Anyway, in the bigger picture, we live in an exciting time with science moving at an unprecedented pace. As we turn those tools in on ourselves, old superstitions about who and what we are are burning off like a fog, and the breathing room for the ghost in the machinery of our minds is getting more and more cramped.

It'll be interesting to see how our many old philosophies survive, those that built themselves on a cornerstone of libertarian free will, where there are these impossible actions somehow neither caused nor un-caused. Personal agency is clear enough, but this sort of free will is not even a passable illusion, and many people use it for the basis of their morality and theology. The odd fact is we have morality and a justice system because there is no such thing as libertarian free will. We use moral and civil law to get one part of the human brain to override another with deterministic expectations (though imperfect expectations). We make people promise to marriage and add negative consequences for breaking the promise because we always knew, somewhere, that some had a marriage-threatening area of the brain abnormally low on a vasopressin receptor :-).

I'm just lucky, being a man without legal threat to keep my promises to my husband and children, to have a brain more like a prairie vole.

In seriousness, though, I'm afraid we'll wake up from our dreams to a world without truly free agency a bit grumpy, and the possibility for misuse of such research is great, especially on gay people. Ironically, I think such research will show us dangerous leaders will be dangerous leaders whether they hold the reins of mysticism or science. Here's to hoping reason, compassion, empathy, and an abundance of vasopressin receptors wins out.

3 comments:

robert said...

Thanks for the information. Very interesting research being done. I applaud your efforts to educate in many regards.

Anonymous said...

a coworker carries the gene for early (like in the 40's) alzheimers. she's not sure about whether to have her kids tested. sort of makes me wonder where this will all end. instead of "the devil made me do it," i guess it's "the allele made me do it."

Scot said...

"Thanks for the information. "

You bet Robert.

"she's not sure about whether to have her kids tested."

I was under the impression treatment before detectable onset could have benefits. It may pay to know... err but not too soon.

"instead of "the devil made me do it," i guess it's "the allele made me do it.""

That's the thing I was trying to get at, particularly regarding crime. That day is coming if not here, and to top it off, it's true; we are programmed by genes or experience or God or whatever. Our old philosophies of punishment for sin were always dubious, relying on libertarian free will and action (particularly the actions that are mental choices) being neither caused or not caused. But in the past a little hand waving and mysticism could get us to excuse it.

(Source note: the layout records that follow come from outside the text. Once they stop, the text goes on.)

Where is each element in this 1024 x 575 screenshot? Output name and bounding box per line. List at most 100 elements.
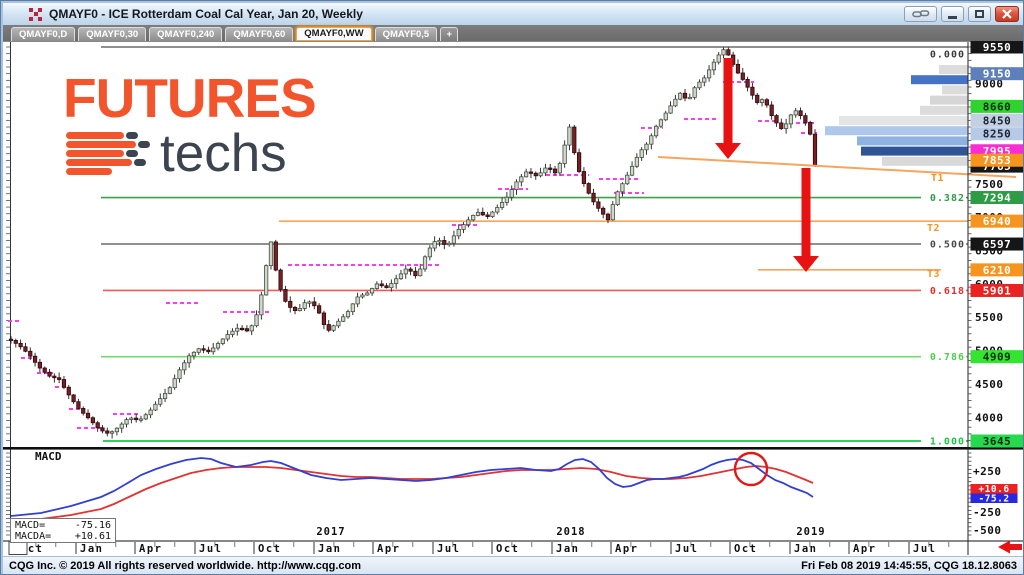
cqg-app-icon [29,7,43,21]
volume-profile-bar [839,116,968,125]
svg-text:8250: 8250 [983,128,1012,141]
svg-text:6597: 6597 [983,238,1012,251]
svg-text:2019: 2019 [796,526,825,538]
svg-text:6940: 6940 [983,215,1012,228]
svg-text:Jan: Jan [318,543,341,555]
restore-button[interactable] [968,6,991,22]
tab-qmayf0-240[interactable]: QMAYF0,240 [149,27,223,41]
volume-profile-bar [857,136,968,146]
volume-profile-bar [861,146,968,156]
svg-text:Jul: Jul [675,543,698,555]
window-title: QMAYF0 - ICE Rotterdam Coal Cal Year, Ja… [49,7,363,21]
svg-text:1.000: 1.000 [930,437,965,448]
svg-text:0.382: 0.382 [930,193,965,204]
svg-text:4909: 4909 [983,351,1012,364]
svg-text:5500: 5500 [975,311,1004,324]
price-badge-5901: 5901 [970,283,1023,297]
price-badge-8660: 8660 [970,99,1023,113]
fib-label-0.000: 0.000 [921,48,966,61]
macd-value-2: +10.61 [74,531,111,542]
macd-line [10,457,814,517]
price-badge-6210: 6210 [970,263,1023,277]
svg-text:0.500: 0.500 [930,240,965,251]
fib-label-1.000: 1.000 [921,435,966,448]
svg-text:7294: 7294 [983,192,1012,205]
svg-text:0.786: 0.786 [930,352,965,363]
chart-client-area: FUTURES techs 90007500700065006000550050… [3,41,1023,556]
title-bar[interactable]: QMAYF0 - ICE Rotterdam Coal Cal Year, Ja… [3,3,1023,25]
svg-text:9150: 9150 [983,68,1012,81]
target-labels: T1 T2 T3 [927,173,944,280]
macd-badge--75.2: -75.2 [970,493,1018,505]
fib-label-0.618: 0.618 [921,284,966,297]
tab-qmayf0-ww[interactable]: QMAYF0,WW [296,27,372,41]
volume-profile-bar [920,105,968,115]
close-button[interactable] [995,6,1019,22]
macd-scale: +250-250-500+10.6-75.2 [970,465,1018,537]
volume-profile-bar [930,95,968,105]
chart-canvas[interactable]: 9000750070006500600055005000450040009550… [3,41,1023,556]
svg-text:-500: -500 [973,524,1002,537]
svg-text:8450: 8450 [983,114,1012,127]
minimize-button[interactable] [941,6,964,22]
fib-label-0.500: 0.500 [921,238,966,251]
svg-text:Jul: Jul [913,543,936,555]
svg-text:T1: T1 [931,173,944,184]
fib-label-0.382: 0.382 [921,191,966,204]
svg-text:Jul: Jul [437,543,460,555]
tab-qmayf0-60[interactable]: QMAYF0,60 [225,27,294,41]
panel-separator [3,447,1023,450]
macd-label-1: MACD= [15,520,46,531]
candlestick-series [8,47,818,439]
svg-text:0.618: 0.618 [930,286,965,297]
macd-value-tooltip: MACD= -75.16 MACDA= +10.61 [10,518,116,543]
resistance-lines [279,220,968,271]
svg-text:-250: -250 [973,506,1002,519]
session-timestamp: Fri Feb 08 2019 14:45:55, CQG 18.12.8063 [801,559,1017,572]
fib-label-0.786: 0.786 [921,350,966,363]
svg-text:7500: 7500 [975,178,1004,191]
tab-qmayf0-d[interactable]: QMAYF0,D [11,27,76,41]
svg-text:-75.2: -75.2 [978,494,1009,505]
svg-text:+250: +250 [973,465,1002,478]
svg-text:Apr: Apr [853,543,876,555]
svg-text:9550: 9550 [983,41,1012,54]
price-badge-7294: 7294 [970,191,1023,205]
volume-profile-bar [942,85,968,95]
price-badge-8250: 8250 [970,127,1023,141]
axis-empty-label-box [8,541,28,555]
tab-qmayf0-30[interactable]: QMAYF0,30 [78,27,147,41]
svg-text:Jan: Jan [80,543,103,555]
volume-profile-bar [882,156,968,166]
volume-profile-bar [939,65,968,74]
price-badge-3645: 3645 [970,434,1023,448]
svg-text:3645: 3645 [983,435,1012,448]
svg-text:T3: T3 [927,269,940,280]
link-window-icon[interactable] [904,6,937,22]
svg-text:6210: 6210 [983,264,1012,277]
price-badge-7853: 7853 [970,153,1023,167]
volume-profile [825,65,968,166]
price-badge-6597: 6597 [970,237,1023,251]
tab-qmayf0-5[interactable]: QMAYF0,5 [374,27,438,41]
red-down-arrow [793,168,819,272]
add-tab-button[interactable]: + [440,27,459,41]
scroll-right-edge-arrow-icon [998,540,1022,554]
status-bar: CQG Inc. © 2019 All rights reserved worl… [3,556,1023,574]
copyright-text: CQG Inc. © 2019 All rights reserved worl… [9,559,362,572]
price-badge-4909: 4909 [970,350,1023,364]
price-badge-8450: 8450 [970,113,1023,127]
svg-text:Oct: Oct [258,543,281,555]
macd-value-1: -75.16 [74,520,111,531]
svg-text:2018: 2018 [556,526,585,538]
price-badge-9150: 9150 [970,67,1023,81]
svg-text:Jan: Jan [556,543,579,555]
svg-text:T2: T2 [927,223,940,234]
macd-lines [10,451,814,522]
svg-text:Apr: Apr [377,543,400,555]
svg-text:8660: 8660 [983,100,1012,113]
volume-profile-bar [911,75,968,85]
macd-label-2: MACDA= [15,531,52,542]
svg-text:Apr: Apr [615,543,638,555]
fib-level-lines [101,46,968,442]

Trouble is that won't cut it after many more of these discoveries. We'll have to quit seeing punishment as revenge and see it as deterrent. We actually already punish because we hope to act on another drive programmed into the brain, to override a criminal drive.

This is one of my favorite topics and so I best stop before I begin rambling again :-). Simply, when a criminal says "the allele made me do it" the response should be "So what?" as we send them off to prison.